The terminology question is telling. Despite the industry’s embrace of the phrase “micro drama,” viewers have not adopted it. They call the content “short story videos,” “short dramas,” “reels with stories” or simply “serials.” One respondent from Chennai said bluntly that “micro sounds like a scientific word.” The category is at the stage that OTT occupied in 2019 and podcasts in the same year: widely consumed, poorly named and not yet crystallised in the public imagination.
Platform awareness remains alarmingly thin. Only three platforms, Kuku TV at 78 per cent, Story TV at 46 per cent and Quick TV at 28 per cent, have crossed the 20 per cent awareness threshold. The rest languish in single digits. This creates a trust deficit that directly throttles monetisation: viewers who cannot remember which app they used are hardly primed to enter their payment details.
Yet the appetite is clearly there. Sixty-five per cent of viewers watch only Indian content, drawn by the TV-serial familiarity of the storytelling, the comfort of Hindi as a shared language and the sight of actors they half-recognise from decades of television. South languages are rising fast: Tamil, Telugu and Kannada together account for 24 per cent of first-choice viewing. And AI-generated content, still a novelty, has landed better than expected: 47 per cent of viewers call it creative and unique, with only 6 per cent actively rejecting it.

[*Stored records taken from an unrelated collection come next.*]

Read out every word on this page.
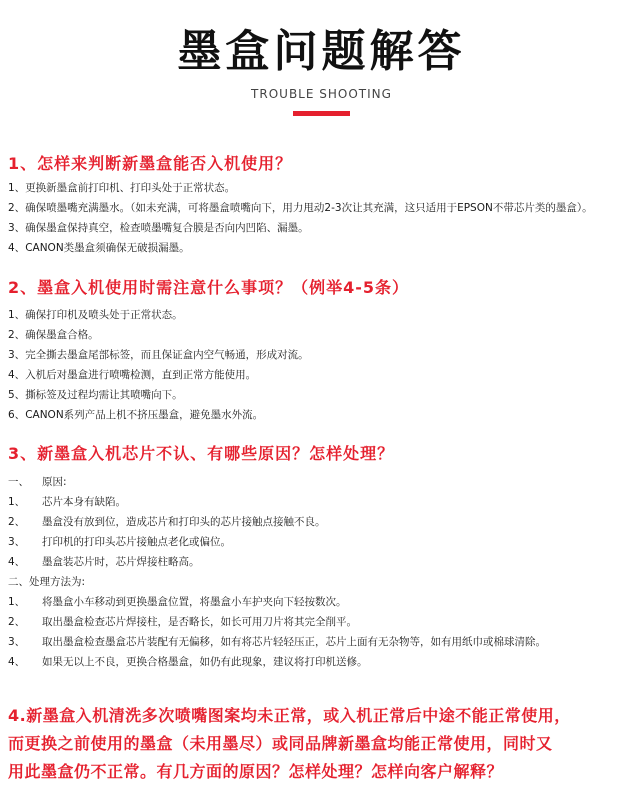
墨盒问题解答
TROUBLE SHOOTING
1、怎样来判断新墨盒能否入机使用？
1、更换新墨盒前打印机、打印头处于正常状态。
2、确保喷墨嘴充满墨水。（如未充满，可将墨盒喷嘴向下，用力甩动2-3次让其充满，这只适用于EPSON不带芯片类的墨盒）。
3、确保墨盒保持真空，检查喷墨嘴复合膜是否向内凹陷、漏墨。
4、CANON类墨盒须确保无破损漏墨。
2、墨盒入机使用时需注意什么事项？（例举4-5条）
1、确保打印机及喷头处于正常状态。
2、确保墨盒合格。
3、完全撕去墨盒尾部标签，而且保证盒内空气畅通，形成对流。
4、入机后对墨盒进行喷嘴检测，直到正常方能使用。
5、撕标签及过程均需让其喷嘴向下。
6、CANON系列产品上机不挤压墨盒，避免墨水外流。
3、新墨盒入机芯片不认、有哪些原因？怎样处理？
一、 原因:
1、 芯片本身有缺陷。
2、 墨盒没有放到位，造成芯片和打印头的芯片接触点接触不良。
3、 打印机的打印头芯片接触点老化或偏位。
4、 墨盒装芯片时，芯片焊接柱略高。
二、处理方法为:
1、 将墨盒小车移动到更换墨盒位置，将墨盒小车护夹向下轻按数次。
2、 取出墨盒检查芯片焊接柱，是否略长，如长可用刀片将其完全削平。
3、 取出墨盒检查墨盒芯片装配有无偏移，如有将芯片轻轻压正，芯片上面有无杂物等，如有用纸巾或棉球清除。
4、 如果无以上不良，更换合格墨盒，如仍有此现象，建议将打印机送修。
4.新墨盒入机清洗多次喷嘴图案均未正常，或入机正常后中途不能正常使用，
而更换之前使用的墨盒（未用墨尽）或同品牌新墨盒均能正常使用，同时又
用此墨盒仍不正常。有几方面的原因？怎样处理？怎样向客户解释？
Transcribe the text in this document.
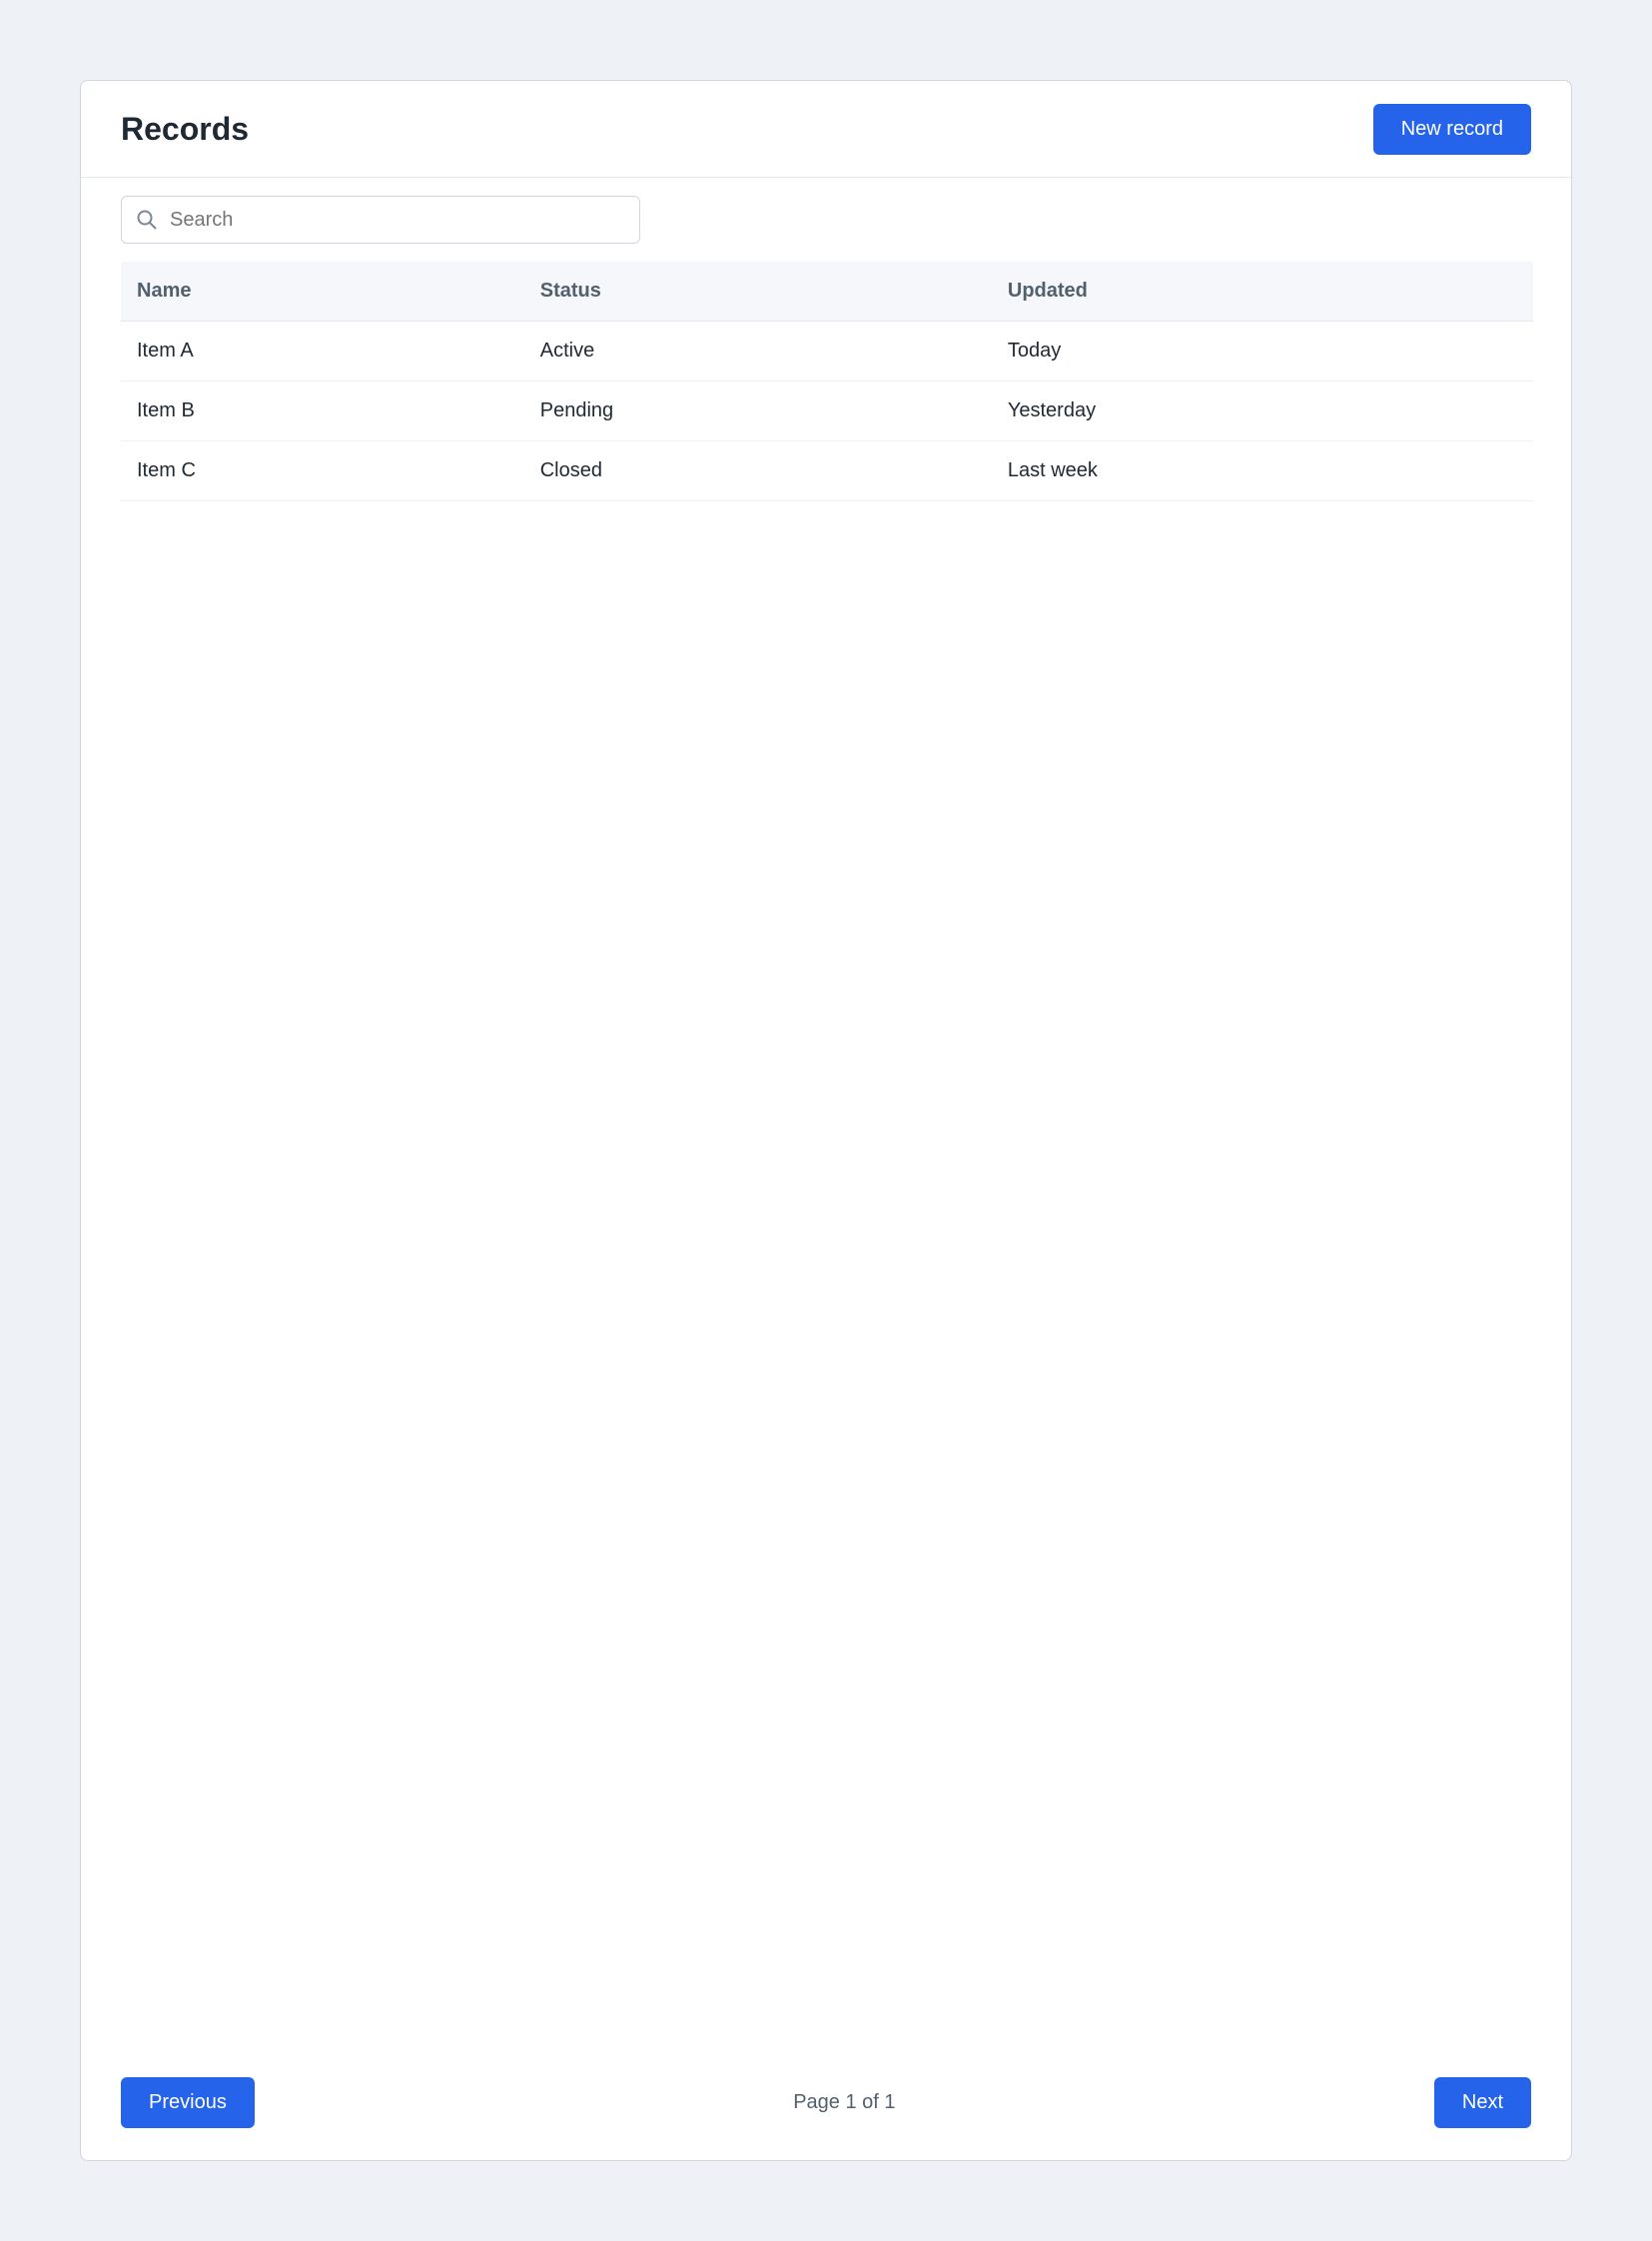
Records	New record
Search
Name	Status	Updated
Item A	Active	Today
Item B	Pending	Yesterday
Item C	Closed	Last week
Previous	Page 1 of 1	Next
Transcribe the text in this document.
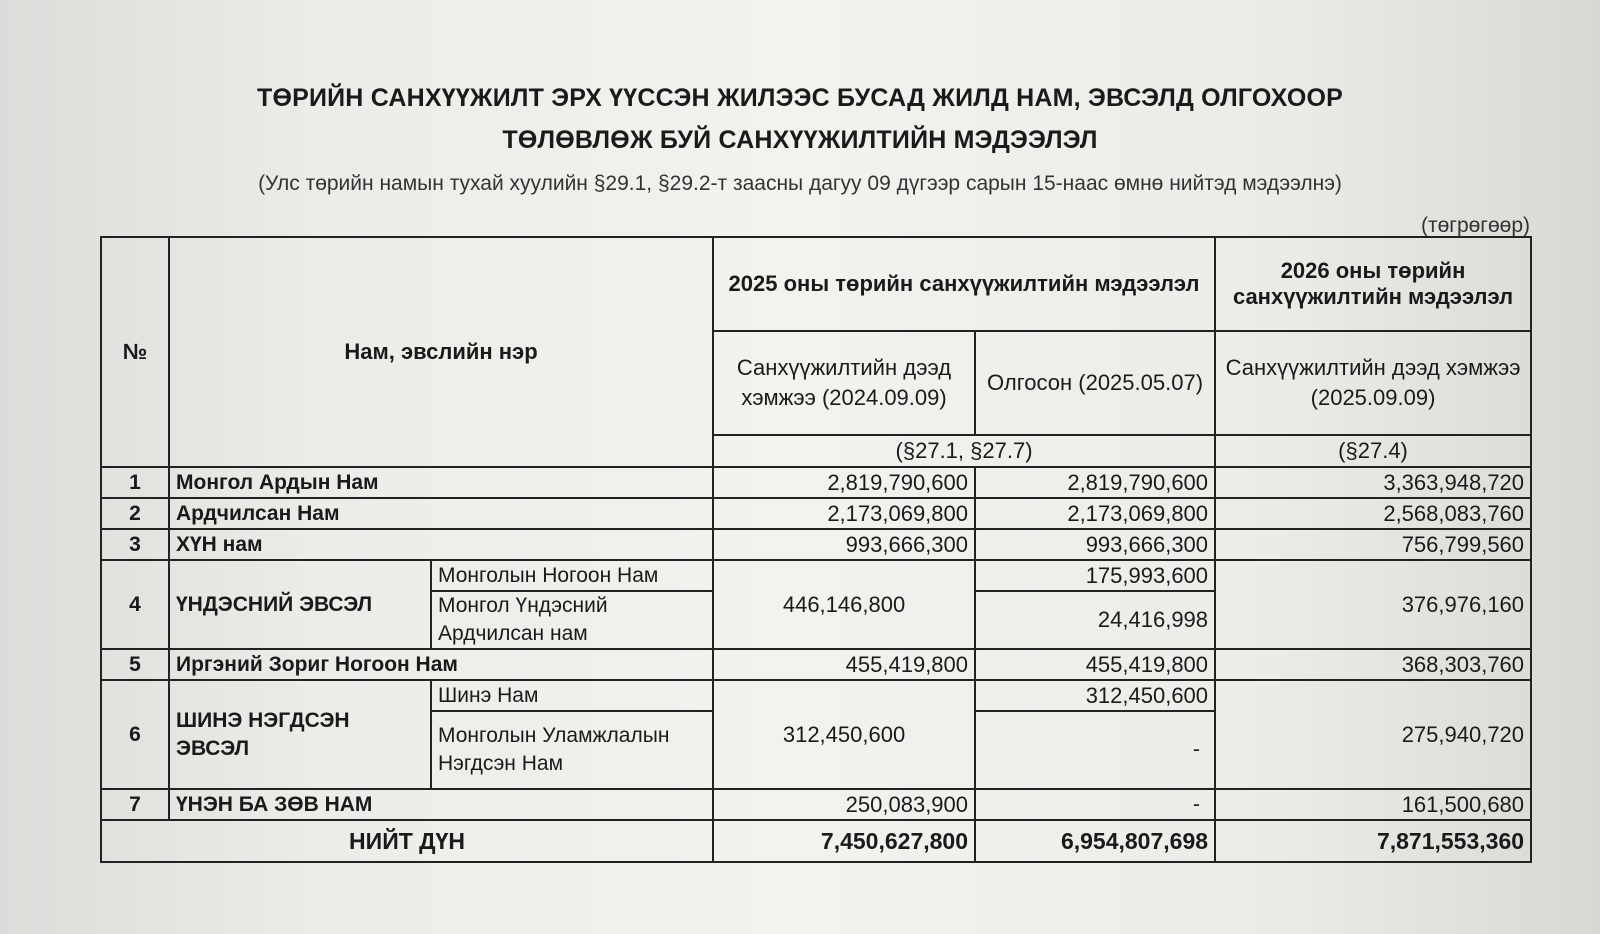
ТӨРИЙН САНХҮҮЖИЛТ ЭРХ ҮҮССЭН ЖИЛЭЭС БУСАД ЖИЛД НАМ, ЭВСЭЛД ОЛГОХООР
ТӨЛӨВЛӨЖ БУЙ САНХҮҮЖИЛТИЙН МЭДЭЭЛЭЛ
(Улс төрийн намын тухай хуулийн §29.1, §29.2-т заасны дагуу 09 дүгээр сарын 15-наас өмнө нийтэд мэдээлнэ)
(төгрөгөөр)
№	Нам, эвслийн нэр		2025 оны төрийн санхүүжилтийн мэдээлэл		2026 оны төрийн санхүүжилтийн мэдээлэл
			Санхүүжилтийн дээд хэмжээ (2024.09.09)	Олгосон (2025.05.07)	Санхүүжилтийн дээд хэмжээ (2025.09.09)
			(§27.1, §27.7)		(§27.4)
1	Монгол Ардын Нам		2,819,790,600	2,819,790,600	3,363,948,720
2	Ардчилсан Нам		2,173,069,800	2,173,069,800	2,568,083,760
3	ХҮН нам		993,666,300	993,666,300	756,799,560
4	ҮНДЭСНИЙ ЭВСЭЛ	Монголын Ногоон Нам	446,146,800	175,993,600	376,976,160
		Монгол Үндэсний Ардчилсан нам		24,416,998	
5	Иргэний Зориг Ногоон Нам		455,419,800	455,419,800	368,303,760
6	ШИНЭ НЭГДСЭН ЭВСЭЛ	Шинэ Нам	312,450,600	312,450,600	275,940,720
		Монголын Уламжлалын Нэгдсэн Нам		-	
7	ҮНЭН БА ЗӨВ НАМ		250,083,900	-	161,500,680
НИЙТ ДҮН			7,450,627,800	6,954,807,698	7,871,553,360
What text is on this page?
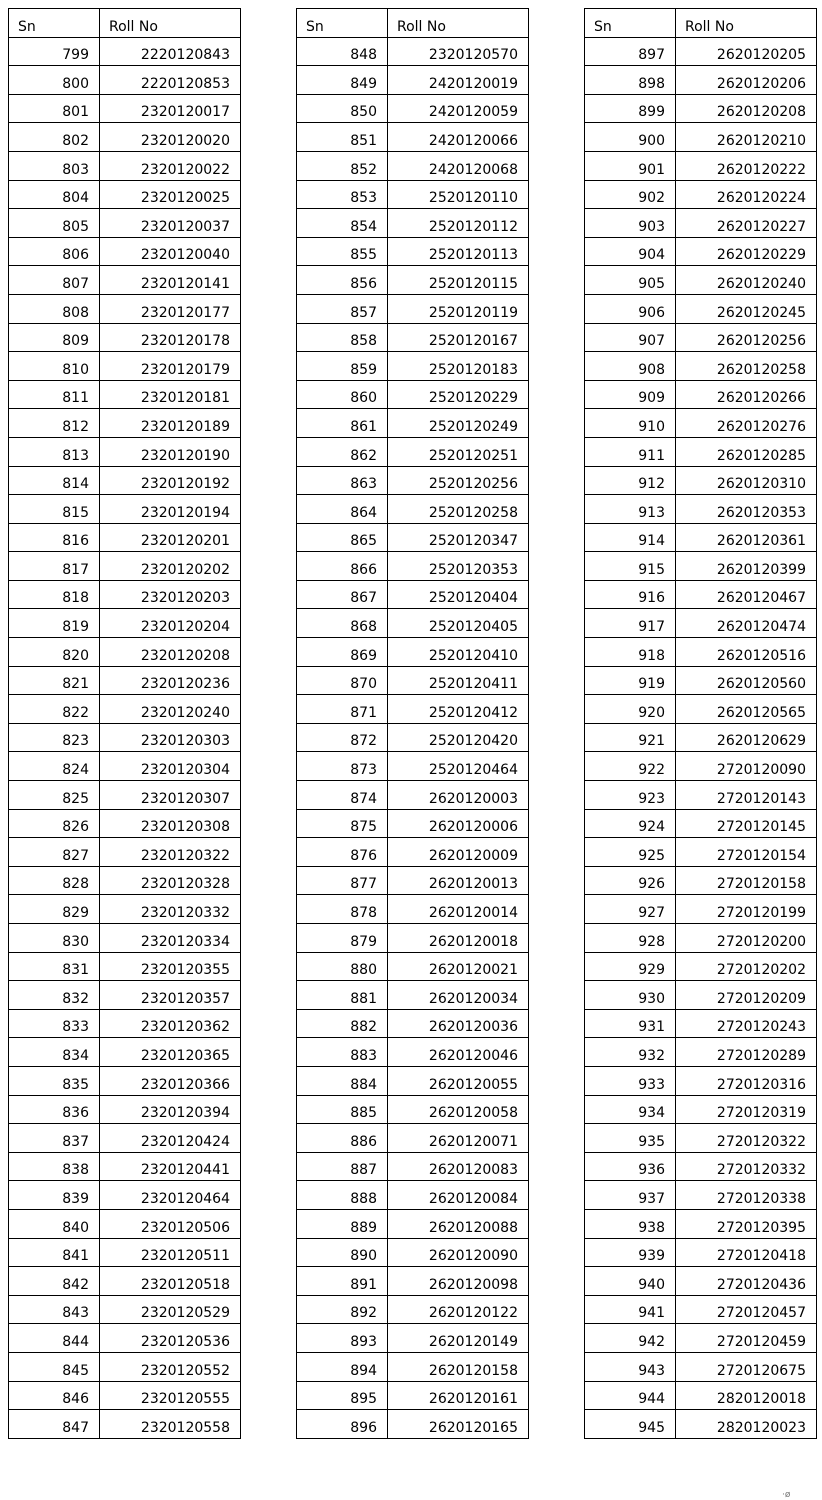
Sn	Roll No
799	2220120843
800	2220120853
801	2320120017
802	2320120020
803	2320120022
804	2320120025
805	2320120037
806	2320120040
807	2320120141
808	2320120177
809	2320120178
810	2320120179
811	2320120181
812	2320120189
813	2320120190
814	2320120192
815	2320120194
816	2320120201
817	2320120202
818	2320120203
819	2320120204
820	2320120208
821	2320120236
822	2320120240
823	2320120303
824	2320120304
825	2320120307
826	2320120308
827	2320120322
828	2320120328
829	2320120332
830	2320120334
831	2320120355
832	2320120357
833	2320120362
834	2320120365
835	2320120366
836	2320120394
837	2320120424
838	2320120441
839	2320120464
840	2320120506
841	2320120511
842	2320120518
843	2320120529
844	2320120536
845	2320120552
846	2320120555
847	2320120558
Sn	Roll No
848	2320120570
849	2420120019
850	2420120059
851	2420120066
852	2420120068
853	2520120110
854	2520120112
855	2520120113
856	2520120115
857	2520120119
858	2520120167
859	2520120183
860	2520120229
861	2520120249
862	2520120251
863	2520120256
864	2520120258
865	2520120347
866	2520120353
867	2520120404
868	2520120405
869	2520120410
870	2520120411
871	2520120412
872	2520120420
873	2520120464
874	2620120003
875	2620120006
876	2620120009
877	2620120013
878	2620120014
879	2620120018
880	2620120021
881	2620120034
882	2620120036
883	2620120046
884	2620120055
885	2620120058
886	2620120071
887	2620120083
888	2620120084
889	2620120088
890	2620120090
891	2620120098
892	2620120122
893	2620120149
894	2620120158
895	2620120161
896	2620120165
Sn	Roll No
897	2620120205
898	2620120206
899	2620120208
900	2620120210
901	2620120222
902	2620120224
903	2620120227
904	2620120229
905	2620120240
906	2620120245
907	2620120256
908	2620120258
909	2620120266
910	2620120276
911	2620120285
912	2620120310
913	2620120353
914	2620120361
915	2620120399
916	2620120467
917	2620120474
918	2620120516
919	2620120560
920	2620120565
921	2620120629
922	2720120090
923	2720120143
924	2720120145
925	2720120154
926	2720120158
927	2720120199
928	2720120200
929	2720120202
930	2720120209
931	2720120243
932	2720120289
933	2720120316
934	2720120319
935	2720120322
936	2720120332
937	2720120338
938	2720120395
939	2720120418
940	2720120436
941	2720120457
942	2720120459
943	2720120675
944	2820120018
945	2820120023
‧ø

Shweta Bajpai, director, media and entertainment (India) at Meta, called micro drama “a category that is rewriting the rules of Indian entertainment,” adding that the discovery engine being social distinguishes this wave from previous content formats. Shailesh Kapoor, founder and chief executive of Ormax Media, was characteristically measured: the format, he said, is showing “the early signs of becoming a distinct content category” and, given how closely it aligns with natural mobile behaviour, “has the potential to scale very quickly.”
The format’s fundamental mechanics are working. It enters lives quietly, through boredom and a scrolling thumb, and burrows in through incompletion and habit. The challenge now is monetisation: converting a category of highly engaged but deeply anonymous viewers into paying customers who trust the platform enough to hand over their UPI credentials. The story, as any micro-drama writer knows, is only as good as the next cliffhanger. India’s platforms had better have one ready.